European Court of Human Rights Ruling

European Court Judgment Exposes British
Policy of Systematic Cover-up about Human Rights Abuses in Ireland by
the RUC and British Army

Mark Thompson of RFJ said:

Tuesday 4th April 2000 the European Court of Human Rights heard from
lawyers acting for the families of Gervaise McKerr, Pearse Jordan,
killed by the RUC, Patrick Shanaghan by loyalists colluding with the
RUC/BA, and those killed at Loughgall by the SAS.

Lawyers made oral submissions to the court concerning issues related to
these cases including the impartiality of investigations and article 2
of the European Convention on Human Rights, The Right To Life. And of
the total ineffectiveness of the domestic remedies i.e. (British
judicial system, -inquest-, and RUC investigations) to provide the
truth and hold accountable the perpetrators.

Last Week's European Court Ruling found in favor of the above and found
the British Government in violation of Article 2. This now means that
new transparent and impartial investigation into these incidents be
immediately conducted which discloses the full facts, something that
Britain has refused to do to date. We are absolutely confident that
this will clearly and unequivocally demonstrate that a shoot-to-kill
policy exists.

Further to this the judgment also shows that the British Government
have in place an administrative procedure of malpractice which
deliberately operates cover-ups in relation to state killings, a
mechanism used continually and applied to all 361state killings,
including 75 children, and in many more loyalist killings involving
collusion. It's important to note that the Shanaghan judgment involved
loyalists acting on behalf of the state.

In short the British operate a system which fails to scrutinise
atrocities that they are involved in and which hold the perpetrators of
human rights abuses within their ranks accountable. This amounts to a
policy of impunity.

This policy also relates to loyalist double agents such as Brian Nelson
working within and controlling the death squads for the state.

Britain operated outside of the law and in this context it is not a
state above the law in the eyes of the international community.
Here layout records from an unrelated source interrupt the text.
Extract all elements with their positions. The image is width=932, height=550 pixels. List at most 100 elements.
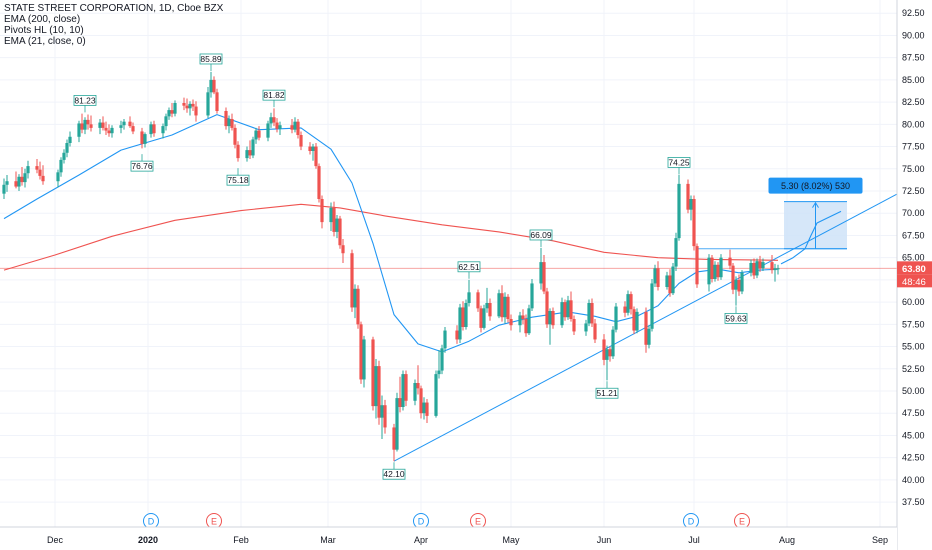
candle-body (524, 319, 528, 334)
candle-body (296, 121, 300, 135)
candle-body (506, 296, 510, 319)
candle-body (107, 130, 111, 134)
candle-body (80, 123, 84, 130)
candle-body (434, 374, 438, 416)
price-tick-label: 65.00 (902, 253, 925, 263)
pivot-label: 62.51 (458, 262, 480, 272)
candle-body (740, 272, 744, 292)
ema200-group (3, 203, 779, 271)
pivot-label: 66.09 (530, 230, 552, 240)
time-tick-label: Aug (779, 535, 795, 545)
legend-title[interactable]: STATE STREET CORPORATION, 1D, Cboe BZX (4, 3, 224, 14)
candle-body (359, 324, 363, 380)
candle-body (59, 159, 63, 173)
price-tick-label: 47.50 (902, 408, 925, 418)
candle-body (257, 130, 261, 138)
dividend-marker-label: D (148, 517, 155, 527)
price-tick-label: 75.00 (902, 164, 925, 174)
candle-body (548, 311, 552, 325)
time-tick-label: May (502, 535, 520, 545)
candle-body (293, 121, 297, 130)
price-tick-label: 37.50 (902, 497, 925, 507)
pivot-label: 74.25 (668, 157, 690, 167)
candle-body (650, 283, 654, 329)
candle-body (647, 328, 651, 345)
candle-body (335, 218, 339, 232)
candle-body (290, 125, 294, 130)
candle-body (230, 119, 234, 128)
candle-body (14, 181, 18, 187)
candle-body (383, 405, 387, 428)
candle-body (632, 309, 636, 331)
candle-body (62, 152, 66, 160)
candle-body (440, 348, 444, 371)
candle-body (413, 383, 417, 401)
candle-body (710, 257, 714, 279)
candle-body (758, 261, 762, 269)
candle-body (611, 329, 615, 357)
candle-body (587, 303, 591, 324)
pivot-label: 59.63 (725, 313, 747, 323)
candle-body (479, 308, 483, 328)
price-tick-label: 50.00 (902, 386, 925, 396)
candle-body (362, 339, 366, 380)
candle-body (374, 366, 378, 407)
candle-body (482, 308, 486, 328)
time-tick-label: Feb (233, 535, 249, 545)
candle-body (509, 319, 513, 326)
candle-body (110, 127, 114, 134)
candle-body (545, 291, 549, 325)
price-tick-label: 40.00 (902, 475, 925, 485)
candle-body (458, 307, 462, 340)
candle-body (20, 176, 24, 183)
candle-body (755, 261, 759, 276)
candle-body (398, 398, 402, 407)
candle-body (86, 119, 90, 125)
candle-body (668, 275, 672, 294)
candle-body (635, 311, 639, 331)
measure-arrow-head (812, 201, 819, 208)
dividend-marker-label: D (418, 517, 425, 527)
candle-body (224, 111, 228, 127)
current-price-label: 63.80 (902, 264, 926, 275)
ema200-line (3, 203, 779, 271)
countdown-label: 48:46 (902, 277, 926, 288)
time-tick-label: Jul (688, 535, 700, 545)
candle-body (653, 268, 657, 284)
candle-body (212, 79, 216, 93)
price-tick-label: 77.50 (902, 142, 925, 152)
candle-body (590, 303, 594, 324)
chart-legend: STATE STREET CORPORATION, 1D, Cboe BZX E… (4, 3, 223, 47)
candle-body (443, 330, 447, 349)
candle-body (614, 306, 618, 330)
candle-body (149, 124, 153, 135)
candle-body (371, 339, 375, 407)
candle-body (167, 110, 171, 117)
candle-body (695, 246, 699, 285)
candle-body (542, 262, 546, 292)
candle-body (749, 263, 753, 273)
pivot-label: 75.18 (227, 175, 249, 185)
time-tick-label: Dec (47, 535, 64, 545)
legend-ema200[interactable]: EMA (200, close) (4, 14, 81, 25)
candle-body (185, 105, 189, 109)
candle-body (770, 262, 774, 271)
price-tick-label: 60.00 (902, 297, 925, 307)
earnings-marker-label: E (211, 517, 217, 527)
projection-path (780, 210, 842, 265)
candle-body (602, 339, 606, 360)
legend-pivots[interactable]: Pivots HL (10, 10) (4, 25, 84, 36)
candle-body (773, 268, 777, 271)
candle-body (251, 139, 255, 156)
candle-body (776, 268, 780, 270)
price-tick-label: 92.50 (902, 8, 925, 18)
candle-body (539, 262, 543, 284)
time-tick-label: Mar (320, 535, 336, 545)
legend-ema21[interactable]: EMA (21, close, 0) (4, 36, 86, 47)
candle-body (608, 349, 612, 357)
candle-body (500, 293, 504, 318)
candle-body (26, 166, 30, 174)
candle-body (551, 311, 555, 326)
candle-body (56, 172, 60, 182)
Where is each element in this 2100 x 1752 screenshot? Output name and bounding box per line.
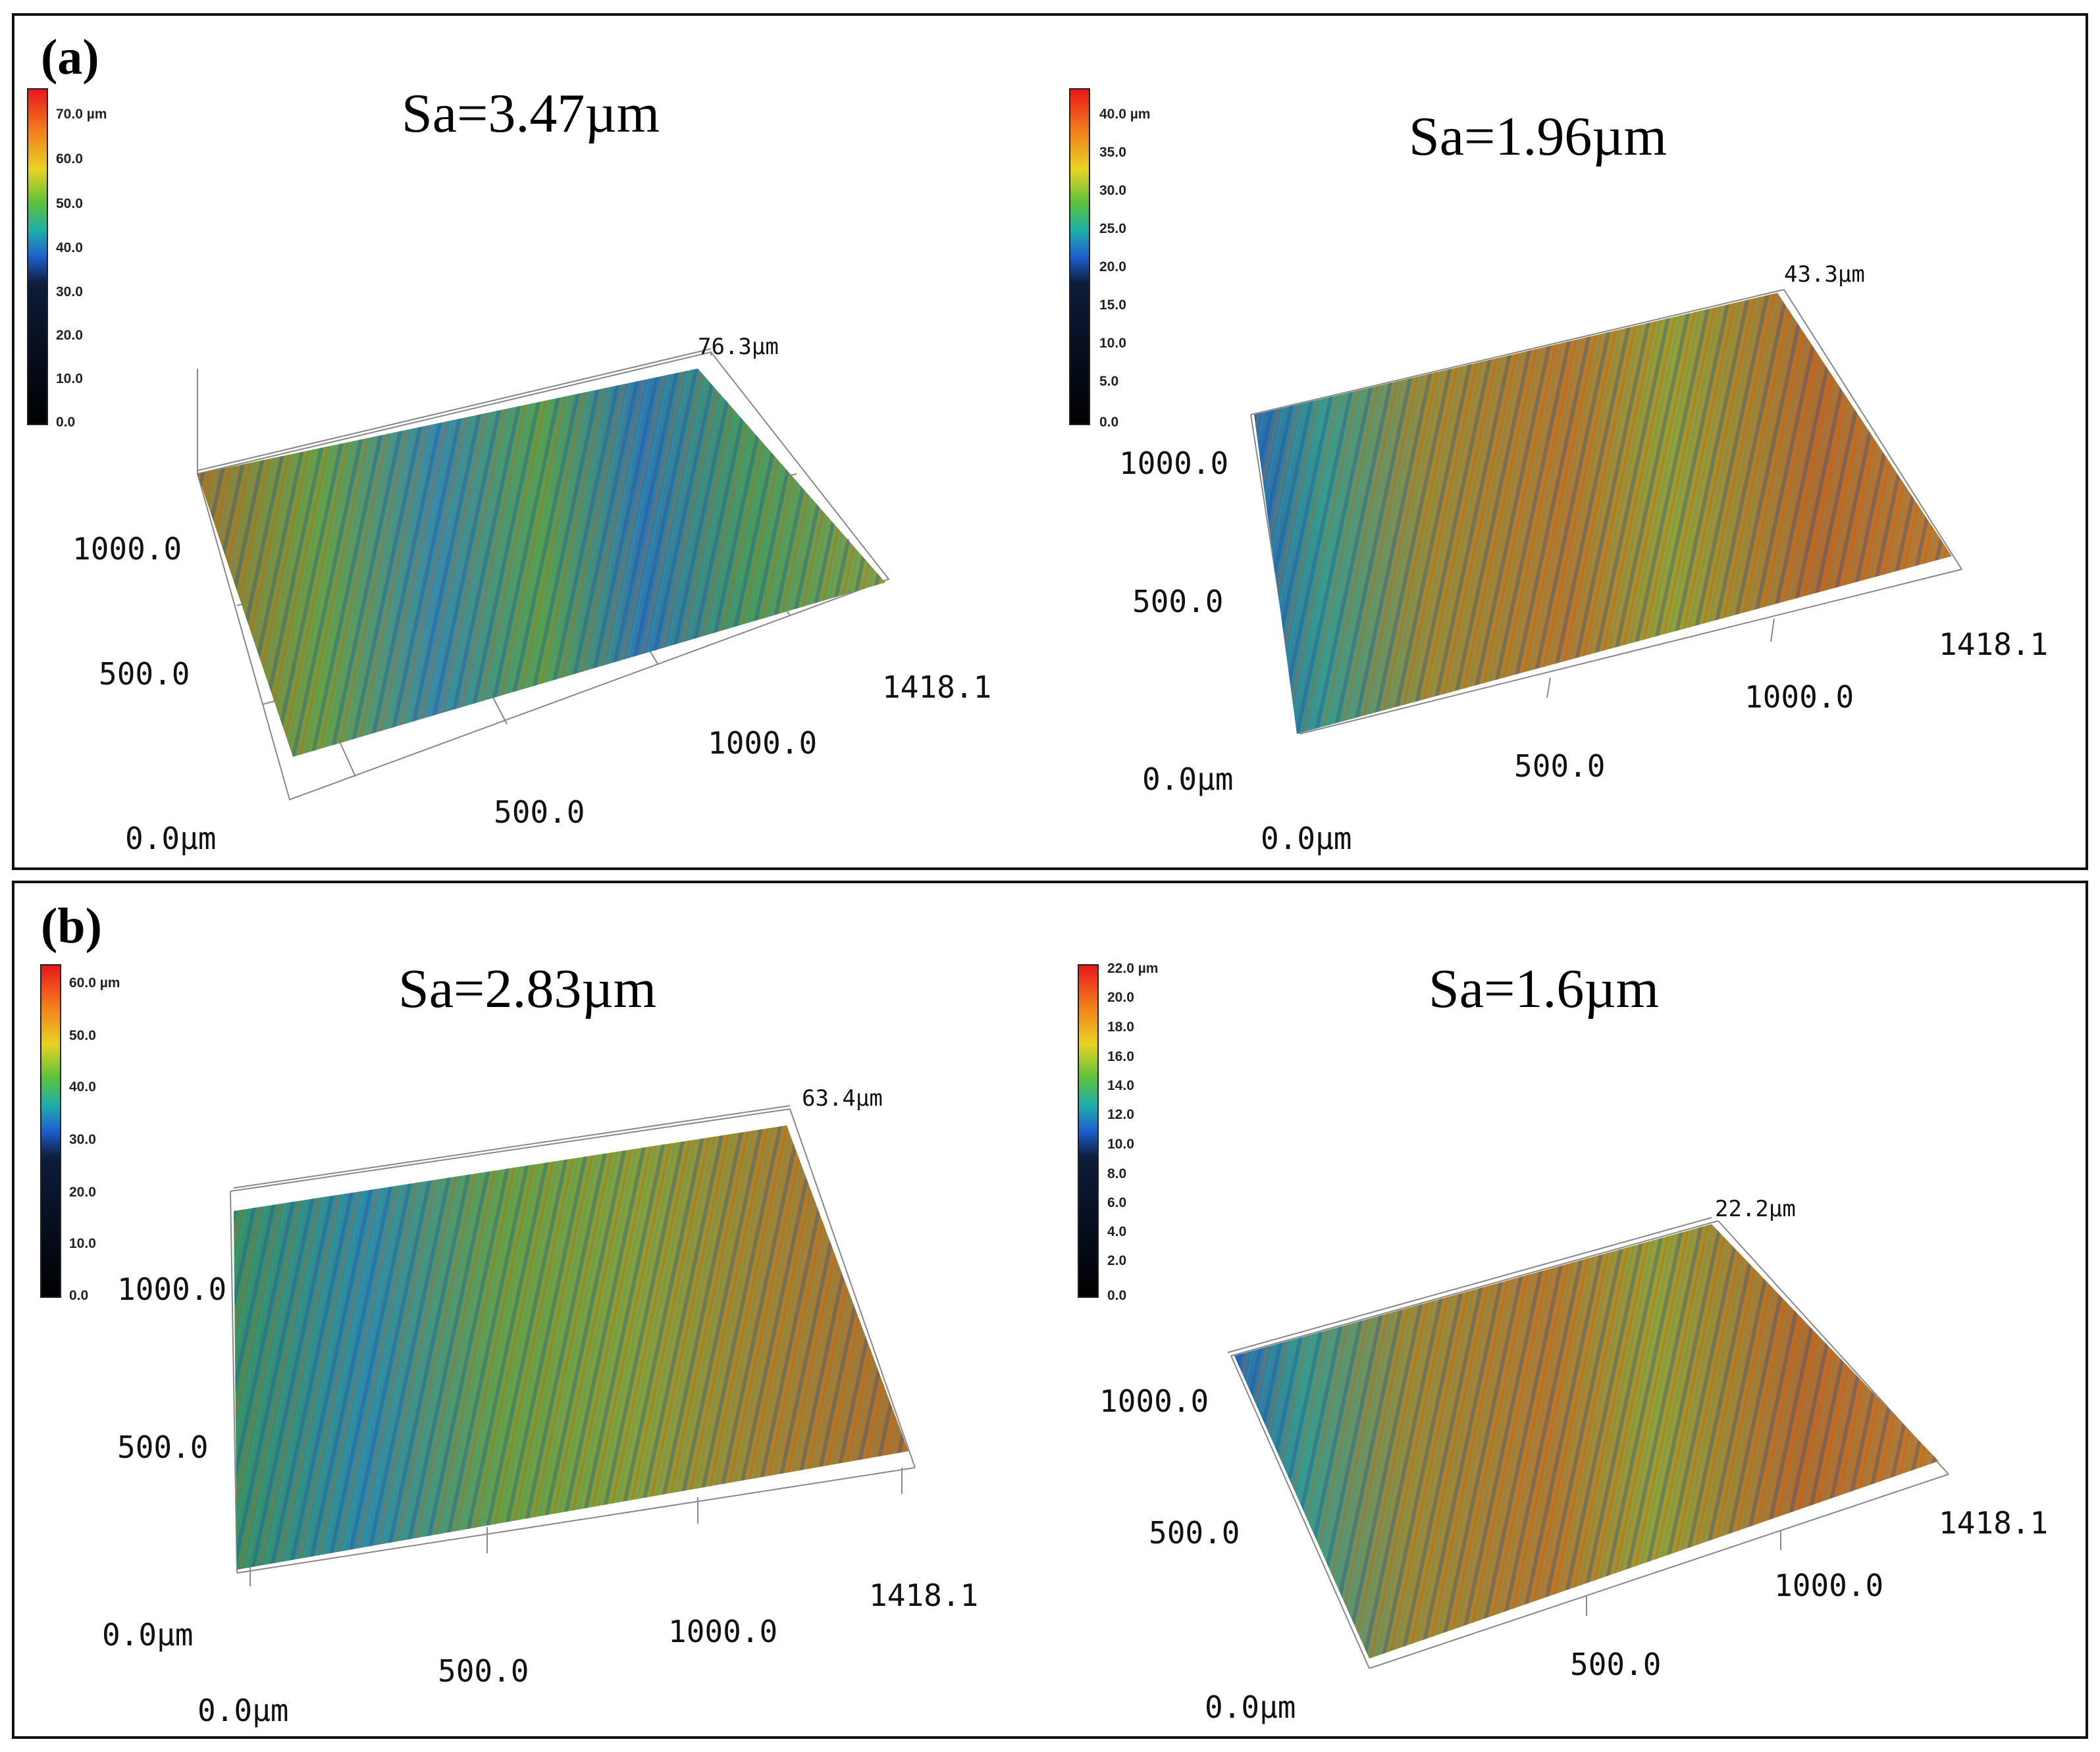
- colorbar-ticks: 60.0 µm 50.0 40.0 30.0 20.0 10.0 0.0: [69, 975, 120, 1303]
- colorbar-tick: 20.0: [1099, 259, 1126, 274]
- colorbar-tick: 20.0: [69, 1185, 96, 1200]
- plot-a2: 40.0 µm 35.0 30.0 25.0 20.0 15.0 10.0 5.…: [1069, 88, 2048, 856]
- colorbar-tick: 2.0: [1107, 1253, 1126, 1268]
- colorbar-tick: 14.0: [1107, 1078, 1134, 1093]
- colorbar-tick: 10.0: [56, 371, 83, 386]
- colorbar-ticks: 22.0 µm 20.0 18.0 16.0 14.0 12.0 10.0 8.…: [1107, 961, 1158, 1303]
- colorbar-tick: 35.0: [1099, 145, 1126, 160]
- z-max-label: 63.4µm: [802, 1085, 883, 1112]
- colorbar-tick: 30.0: [56, 284, 83, 299]
- origin-y-label: 0.0µm: [102, 1617, 193, 1653]
- surface-texture: [1234, 1224, 1939, 1659]
- colorbar-tick: 50.0: [56, 196, 83, 211]
- colorbar-tick: 5.0: [1099, 374, 1118, 389]
- colorbar-tick: 10.0: [1099, 336, 1126, 351]
- colorbar-ticks: 40.0 µm 35.0 30.0 25.0 20.0 15.0 10.0 5.…: [1099, 107, 1150, 430]
- x-tick: 1418.1: [882, 669, 991, 705]
- plot-b1: 60.0 µm 50.0 40.0 30.0 20.0 10.0 0.0 Sa=…: [40, 958, 978, 1728]
- colorbar-tick: 40.0: [69, 1079, 96, 1095]
- colorbar: [40, 964, 61, 1298]
- colorbar-tick: 0.0: [56, 415, 75, 430]
- colorbar-tick: 30.0: [69, 1132, 96, 1147]
- base-grid: [1227, 1217, 1949, 1669]
- colorbar-tick: 20.0: [56, 328, 83, 343]
- colorbar-tick: 10.0: [1107, 1137, 1134, 1152]
- surface-texture: [197, 369, 885, 757]
- colorbar: [1069, 88, 1090, 425]
- y-tick: 500.0: [1149, 1515, 1240, 1551]
- colorbar-tick: 8.0: [1107, 1166, 1126, 1181]
- colorbar-tick: 25.0: [1099, 221, 1126, 236]
- sa-value: Sa=3.47µm: [402, 83, 660, 144]
- z-max-label: 76.3µm: [698, 334, 779, 360]
- x-tick: 500.0: [1570, 1647, 1661, 1682]
- plot-b2: 22.0 µm 20.0 18.0 16.0 14.0 12.0 10.0 8.…: [1078, 958, 2048, 1725]
- colorbar-tick: 6.0: [1107, 1195, 1126, 1210]
- origin-label: 0.0µm: [1205, 1689, 1296, 1725]
- colorbar-tick: 30.0: [1099, 183, 1126, 198]
- colorbar-tick: 15.0: [1099, 297, 1126, 313]
- y-tick: 1000.0: [1119, 446, 1228, 481]
- y-tick: 500.0: [1132, 584, 1223, 619]
- x-tick: 1000.0: [1774, 1568, 1883, 1603]
- colorbar-tick: 70.0 µm: [56, 107, 107, 122]
- x-tick: 500.0: [1514, 748, 1605, 784]
- panel-b-label: (b): [41, 898, 102, 954]
- x-tick: 1000.0: [708, 725, 817, 761]
- y-tick: 500.0: [117, 1430, 208, 1465]
- colorbar-tick: 40.0 µm: [1099, 107, 1150, 122]
- x-tick: 1418.1: [869, 1578, 978, 1613]
- surface-texture: [1254, 293, 1952, 734]
- sa-value: Sa=2.83µm: [398, 958, 656, 1019]
- z-max-label: 22.2µm: [1715, 1196, 1796, 1222]
- x-tick: 1418.1: [1939, 627, 2048, 662]
- x-tick: 1000.0: [668, 1614, 777, 1649]
- colorbar-tick: 10.0: [69, 1236, 96, 1251]
- colorbar-tick: 0.0: [1099, 415, 1118, 430]
- panel-a-frame: [12, 13, 2088, 870]
- colorbar-tick: 22.0 µm: [1107, 961, 1158, 976]
- plot-a1: 70.0 µm 60.0 50.0 40.0 30.0 20.0 10.0 0.…: [27, 83, 991, 856]
- base-grid: [230, 1105, 916, 1586]
- colorbar-tick: 60.0: [56, 151, 83, 167]
- origin-label: 0.0µm: [1261, 821, 1352, 856]
- colorbar-tick: 40.0: [56, 240, 83, 255]
- x-tick: 1000.0: [1745, 679, 1854, 715]
- y-tick: 500.0: [99, 656, 190, 692]
- colorbar-tick: 20.0: [1107, 990, 1134, 1005]
- colorbar-tick: 18.0: [1107, 1019, 1134, 1035]
- sa-value: Sa=1.96µm: [1409, 106, 1667, 167]
- origin-label: 0.0µm: [197, 1693, 288, 1728]
- colorbar-tick: 0.0: [1107, 1288, 1126, 1303]
- colorbar-tick: 4.0: [1107, 1224, 1126, 1239]
- colorbar-tick: 50.0: [69, 1028, 96, 1043]
- y-tick: 1000.0: [72, 531, 182, 567]
- panel-a-label: (a): [41, 30, 99, 85]
- panel-b-frame: [12, 881, 2088, 1739]
- colorbar: [27, 88, 48, 425]
- x-tick: 1418.1: [1939, 1505, 2048, 1541]
- colorbar-tick: 0.0: [69, 1288, 88, 1303]
- colorbar-tick: 60.0 µm: [69, 975, 120, 991]
- colorbar-tick: 16.0: [1107, 1049, 1134, 1064]
- colorbar-ticks: 70.0 µm 60.0 50.0 40.0 30.0 20.0 10.0 0.…: [56, 107, 107, 430]
- y-tick: 1000.0: [117, 1272, 226, 1307]
- colorbar-tick: 12.0: [1107, 1107, 1134, 1122]
- origin-y-label: 0.0µm: [1142, 761, 1233, 797]
- sa-value: Sa=1.6µm: [1429, 958, 1659, 1019]
- surface-texture: [234, 1125, 908, 1570]
- x-tick: 500.0: [494, 794, 585, 830]
- z-max-label: 43.3µm: [1784, 261, 1865, 288]
- colorbar: [1078, 964, 1099, 1298]
- origin-label: 0.0µm: [125, 821, 216, 856]
- x-tick: 500.0: [438, 1653, 529, 1689]
- y-tick: 1000.0: [1099, 1383, 1209, 1419]
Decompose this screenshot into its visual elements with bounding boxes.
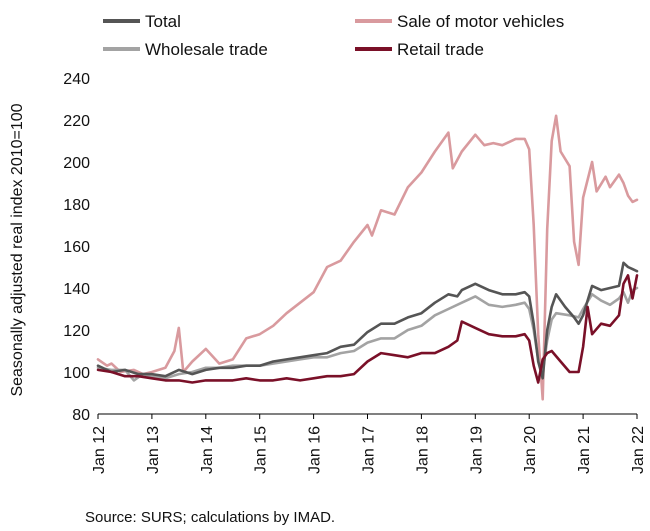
legend-label-sale-of-motor-vehicles: Sale of motor vehicles (397, 12, 564, 31)
y-tick-label: 80 (72, 407, 90, 424)
x-tick-label: Jan 15 (253, 426, 270, 474)
legend-item-total: Total (103, 12, 181, 31)
legend-label-total: Total (145, 12, 181, 31)
y-tick-label: 160 (63, 239, 90, 256)
x-tick-label: Jan 18 (414, 426, 431, 474)
legend-label-wholesale-trade: Wholesale trade (145, 40, 268, 59)
y-tick-label: 240 (63, 71, 90, 88)
y-tick-label: 120 (63, 323, 90, 340)
x-tick-label: Jan 17 (361, 426, 378, 474)
legend: Total Sale of motor vehicles Wholesale t… (103, 12, 564, 59)
x-axis: Jan 12 Jan 13 Jan 14 Jan 15 Jan 16 Jan 17 Jan … (91, 414, 647, 474)
x-tick-label: Jan 13 (145, 426, 162, 474)
x-tick-label: Jan 16 (307, 426, 324, 474)
source-note: Source: SURS; calculations by IMAD. (85, 509, 335, 526)
x-tick-label: Jan 22 (630, 426, 647, 474)
x-tick-label: Jan 21 (576, 426, 593, 474)
x-tick-label: Jan 20 (522, 426, 539, 474)
legend-item-wholesale-trade: Wholesale trade (103, 40, 268, 59)
x-tick-label: Jan 19 (468, 426, 485, 474)
plot-area (96, 114, 639, 401)
legend-item-retail-trade: Retail trade (355, 40, 484, 59)
legend-item-sale-of-motor-vehicles: Sale of motor vehicles (355, 12, 564, 31)
x-tick-label: Jan 14 (199, 426, 216, 474)
series-line-retail-trade (96, 274, 639, 384)
y-axis: 80 100 120 140 160 180 200 220 240 (63, 71, 90, 424)
y-tick-label: 100 (63, 365, 90, 382)
y-tick-label: 180 (63, 197, 90, 214)
series-line-total (96, 261, 639, 380)
legend-label-retail-trade: Retail trade (397, 40, 484, 59)
y-tick-label: 220 (63, 113, 90, 130)
x-tick-label: Jan 12 (91, 426, 108, 474)
y-tick-label: 140 (63, 281, 90, 298)
y-tick-label: 200 (63, 155, 90, 172)
series-line-wholesale-trade (96, 286, 639, 382)
y-axis-label: Seasonally adjusted real index 2010=100 (9, 103, 26, 396)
For 30
years they have managed to evade the international community and brush
off criticism. This time, however, it is different. If Britain claims
to uphold and apply the rule of law then they must now comply with the
international ruling and immediately allow for new impartial
investigations. We await their response.

In light of the judgments RFJ are consulting with legal experts on
behalf of scores of families whose loved ones were killed by the state
and through alleged collusion where the full circumstances were never
satisfactorily investigated. Importantly vital facts and material
evidence was concealed. All of these families have leveled sever
criticism at the authorities and branded the investigations and the
so-called legal system a cover-up.

Last week the European Court on Human Rights effectively echoed their
words and has paved the way for them to seek truth and justice for
their loved ones.

It has also been both a comfort in what at times can and could only be
described as persistent vilification by politicians and sections of the
media, and a vindication of their struggle and determination for

There has been much made of the issue of compensation. This has been a
diversionary tactic from the real and meaningful implications of this
judgment which are human rights and not financial.

The implications of the judgment remains clear, that a radical overhaul
of the entire judicial system, DPP and the area of policing are
immediately required to safeguard against violations and systematic
abuse of the severest kind like shot-to-kill. In addition effective
mechanisms which promote, protect, and safeguard human rights for all
must now follow. In short full accountability. This can only be
achieved in an impartial international context – through the UN and the
office of the Special Rapporteur on Summary and Arbitrary Executions.